Yes the $HOME is /opt/tomcat, but in the .ssh/authorizedkeys, this is id-dsa.pub of .ssh/id_dsa.pub of the local box

limn · Post by **limn** » Thu Sep 29, 2005 12:39 pm

Aside from this

Code: Select all

   IdentityFile ~/.ssh/id_dsa.pub

which should not be in your ssh_config, your configs look ok.

Code: Select all

debug1: Offering public key: /opt/tomcat/.ssh/id_dsa

says ssh found the private key on the local machine and tried to use it.
On the remote machine, as your user, what says

Code: Select all

ls -ld $HOME
ls -ld $HOME/.ssh
ls -l $HOME/authorized_keys

The permissions on these must allow only your user to modify them, otherwise ssh skips publickey authentication.

mamani · Post by **mamani** » Mon Oct 03, 2005 9:51 am

limn wrote:Aside from this
Code: Select all
   IdentityFile ~/.ssh/id_dsa.pub 
which should not be in your ssh_config, your configs look ok.

Ok, corrected !

limn wrote: On the remote machine, as your user, what says
Code: Select all
ls -ld $HOME

drwxr-x---

limn wrote:
Code: Select all
ls -ld $HOME/.ssh

drwxr-x---

limn wrote:
Code: Select all
ls -l $HOME/authorized_keys 

i have instead $HOME/.ssh/authorized_keys and -rw-------

limn wrote:The permissions on these must allow only your user to modify them, otherwise ssh skips publickey authentication.

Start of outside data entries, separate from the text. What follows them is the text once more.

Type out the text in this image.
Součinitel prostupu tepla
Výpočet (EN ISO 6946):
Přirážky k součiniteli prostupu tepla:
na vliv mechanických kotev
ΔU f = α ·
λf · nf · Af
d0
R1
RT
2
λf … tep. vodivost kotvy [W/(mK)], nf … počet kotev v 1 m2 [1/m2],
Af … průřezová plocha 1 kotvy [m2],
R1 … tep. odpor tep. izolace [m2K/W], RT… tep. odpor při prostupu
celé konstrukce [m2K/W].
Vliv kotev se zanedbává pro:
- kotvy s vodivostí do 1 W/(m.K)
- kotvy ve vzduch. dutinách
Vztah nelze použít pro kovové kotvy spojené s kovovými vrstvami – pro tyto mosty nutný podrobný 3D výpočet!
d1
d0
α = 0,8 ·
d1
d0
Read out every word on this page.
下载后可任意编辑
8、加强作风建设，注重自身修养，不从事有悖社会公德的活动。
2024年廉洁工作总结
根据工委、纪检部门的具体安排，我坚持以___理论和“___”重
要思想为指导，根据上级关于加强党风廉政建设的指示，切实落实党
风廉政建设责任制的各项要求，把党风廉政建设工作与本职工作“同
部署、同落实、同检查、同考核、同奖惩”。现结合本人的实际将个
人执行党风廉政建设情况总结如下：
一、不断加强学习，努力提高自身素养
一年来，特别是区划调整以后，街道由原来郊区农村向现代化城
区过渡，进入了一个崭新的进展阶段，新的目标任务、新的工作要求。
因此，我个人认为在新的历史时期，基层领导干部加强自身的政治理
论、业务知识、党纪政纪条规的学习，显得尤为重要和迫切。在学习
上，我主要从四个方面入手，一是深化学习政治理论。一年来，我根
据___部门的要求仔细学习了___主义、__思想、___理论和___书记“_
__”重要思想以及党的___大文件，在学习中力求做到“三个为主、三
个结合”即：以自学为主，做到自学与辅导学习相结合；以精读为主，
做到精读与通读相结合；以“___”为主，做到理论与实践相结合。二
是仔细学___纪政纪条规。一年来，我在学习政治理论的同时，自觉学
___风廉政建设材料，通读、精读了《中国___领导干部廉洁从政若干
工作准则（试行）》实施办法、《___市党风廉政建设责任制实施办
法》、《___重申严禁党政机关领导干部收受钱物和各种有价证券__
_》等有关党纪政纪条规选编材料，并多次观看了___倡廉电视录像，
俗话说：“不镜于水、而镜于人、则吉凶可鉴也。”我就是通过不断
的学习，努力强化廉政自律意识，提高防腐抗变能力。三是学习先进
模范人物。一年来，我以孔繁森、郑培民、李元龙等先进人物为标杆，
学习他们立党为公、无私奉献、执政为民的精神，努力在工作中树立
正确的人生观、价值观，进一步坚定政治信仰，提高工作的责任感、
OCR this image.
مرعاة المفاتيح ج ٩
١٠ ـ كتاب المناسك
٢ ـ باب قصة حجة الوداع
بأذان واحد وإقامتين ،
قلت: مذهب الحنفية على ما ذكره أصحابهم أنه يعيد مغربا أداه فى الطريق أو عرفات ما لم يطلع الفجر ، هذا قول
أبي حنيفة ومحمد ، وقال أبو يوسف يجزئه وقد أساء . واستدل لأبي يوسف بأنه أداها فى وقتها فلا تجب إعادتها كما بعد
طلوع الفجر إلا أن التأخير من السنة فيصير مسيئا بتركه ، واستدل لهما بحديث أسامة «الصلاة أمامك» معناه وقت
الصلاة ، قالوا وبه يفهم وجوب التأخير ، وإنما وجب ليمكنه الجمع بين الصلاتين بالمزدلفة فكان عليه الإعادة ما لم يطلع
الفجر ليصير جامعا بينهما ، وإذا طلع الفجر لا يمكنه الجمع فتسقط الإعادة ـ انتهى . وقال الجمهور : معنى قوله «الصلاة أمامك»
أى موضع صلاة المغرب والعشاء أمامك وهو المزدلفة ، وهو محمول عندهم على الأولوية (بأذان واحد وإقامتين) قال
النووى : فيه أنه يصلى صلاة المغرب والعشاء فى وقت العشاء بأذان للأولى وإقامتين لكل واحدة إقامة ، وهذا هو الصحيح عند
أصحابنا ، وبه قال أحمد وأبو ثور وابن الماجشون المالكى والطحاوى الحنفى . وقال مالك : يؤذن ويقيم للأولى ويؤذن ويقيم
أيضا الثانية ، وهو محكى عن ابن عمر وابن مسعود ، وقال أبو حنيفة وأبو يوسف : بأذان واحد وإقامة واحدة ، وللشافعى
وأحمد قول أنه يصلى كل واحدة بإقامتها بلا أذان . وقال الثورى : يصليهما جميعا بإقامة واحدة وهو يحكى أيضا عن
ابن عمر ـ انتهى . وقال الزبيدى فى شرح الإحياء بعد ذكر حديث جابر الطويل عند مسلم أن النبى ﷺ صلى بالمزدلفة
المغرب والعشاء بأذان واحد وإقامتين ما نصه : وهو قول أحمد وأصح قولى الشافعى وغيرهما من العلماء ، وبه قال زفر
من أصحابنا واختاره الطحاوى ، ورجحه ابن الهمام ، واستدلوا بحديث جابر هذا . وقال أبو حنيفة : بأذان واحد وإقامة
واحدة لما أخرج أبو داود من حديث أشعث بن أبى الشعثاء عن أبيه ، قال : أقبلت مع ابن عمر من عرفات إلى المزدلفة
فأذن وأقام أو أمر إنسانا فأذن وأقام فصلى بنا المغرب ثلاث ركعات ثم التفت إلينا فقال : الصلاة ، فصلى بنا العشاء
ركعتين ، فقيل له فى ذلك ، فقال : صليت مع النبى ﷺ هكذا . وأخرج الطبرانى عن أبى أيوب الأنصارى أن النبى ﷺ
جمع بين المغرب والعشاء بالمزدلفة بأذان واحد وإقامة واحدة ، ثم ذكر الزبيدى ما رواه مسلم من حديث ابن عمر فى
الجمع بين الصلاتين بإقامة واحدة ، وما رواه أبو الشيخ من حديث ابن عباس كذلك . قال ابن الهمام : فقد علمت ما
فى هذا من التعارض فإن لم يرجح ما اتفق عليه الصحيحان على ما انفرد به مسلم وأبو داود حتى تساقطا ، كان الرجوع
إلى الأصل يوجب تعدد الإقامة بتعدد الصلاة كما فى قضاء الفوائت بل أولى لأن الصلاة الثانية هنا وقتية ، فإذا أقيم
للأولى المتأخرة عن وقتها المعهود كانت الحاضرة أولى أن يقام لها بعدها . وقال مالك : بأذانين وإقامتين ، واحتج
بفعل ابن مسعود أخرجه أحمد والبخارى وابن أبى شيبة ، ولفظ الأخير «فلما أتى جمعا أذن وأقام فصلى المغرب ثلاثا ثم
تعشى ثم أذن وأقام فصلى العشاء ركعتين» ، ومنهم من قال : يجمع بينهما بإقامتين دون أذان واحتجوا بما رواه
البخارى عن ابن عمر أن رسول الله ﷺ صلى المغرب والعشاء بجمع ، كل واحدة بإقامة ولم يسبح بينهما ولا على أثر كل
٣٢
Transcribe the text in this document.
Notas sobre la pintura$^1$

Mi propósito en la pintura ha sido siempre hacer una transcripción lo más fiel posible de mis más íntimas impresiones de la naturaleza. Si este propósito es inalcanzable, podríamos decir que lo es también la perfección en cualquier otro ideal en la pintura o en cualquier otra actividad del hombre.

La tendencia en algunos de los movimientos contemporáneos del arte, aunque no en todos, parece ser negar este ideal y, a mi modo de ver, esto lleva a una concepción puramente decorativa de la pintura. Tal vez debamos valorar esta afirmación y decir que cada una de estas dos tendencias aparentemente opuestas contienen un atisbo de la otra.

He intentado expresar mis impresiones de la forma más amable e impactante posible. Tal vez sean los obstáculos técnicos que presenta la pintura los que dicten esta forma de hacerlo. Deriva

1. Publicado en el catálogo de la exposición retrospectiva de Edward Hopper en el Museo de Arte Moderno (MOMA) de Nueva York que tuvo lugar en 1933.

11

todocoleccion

Write permission is in all the cases for owner only. But it doesn't work either

davidblewett · Post by **davidblewett** » Mon Oct 03, 2005 7:08 pm

mamani wrote:
limn wrote:
Code: Select all
ls -ld $HOME/.ssh
drwxr-x---

limn wrote:The permissions on these must allow only your user to modify them, otherwise ssh skips publickey authentication.
Write permission is in all the cases for owner only. But it doesn't work either

The .ssh directory must have permissions only for the user. So, $HOME/.ssh should be:

Code: Select all

drwx------

As well as all files in the directory.

mamani · Post by **mamani** » Tue Oct 04, 2005 5:04 am

davidblewett wrote: The .ssh directory must have permissions only for the user. So, $HOME/.ssh should be:
Code: Select all
drwx------
As well as all files in the directory.

Ok now .ssh is drwx------ and all the files inside : rw-------
But it still doesn't work

davidblewett · Post by **davidblewett** » Tue Oct 04, 2005 11:23 am

Try running the server in debug mode, or run it from the command line without detaching as a daemon. That should give some more insight into what the problem is.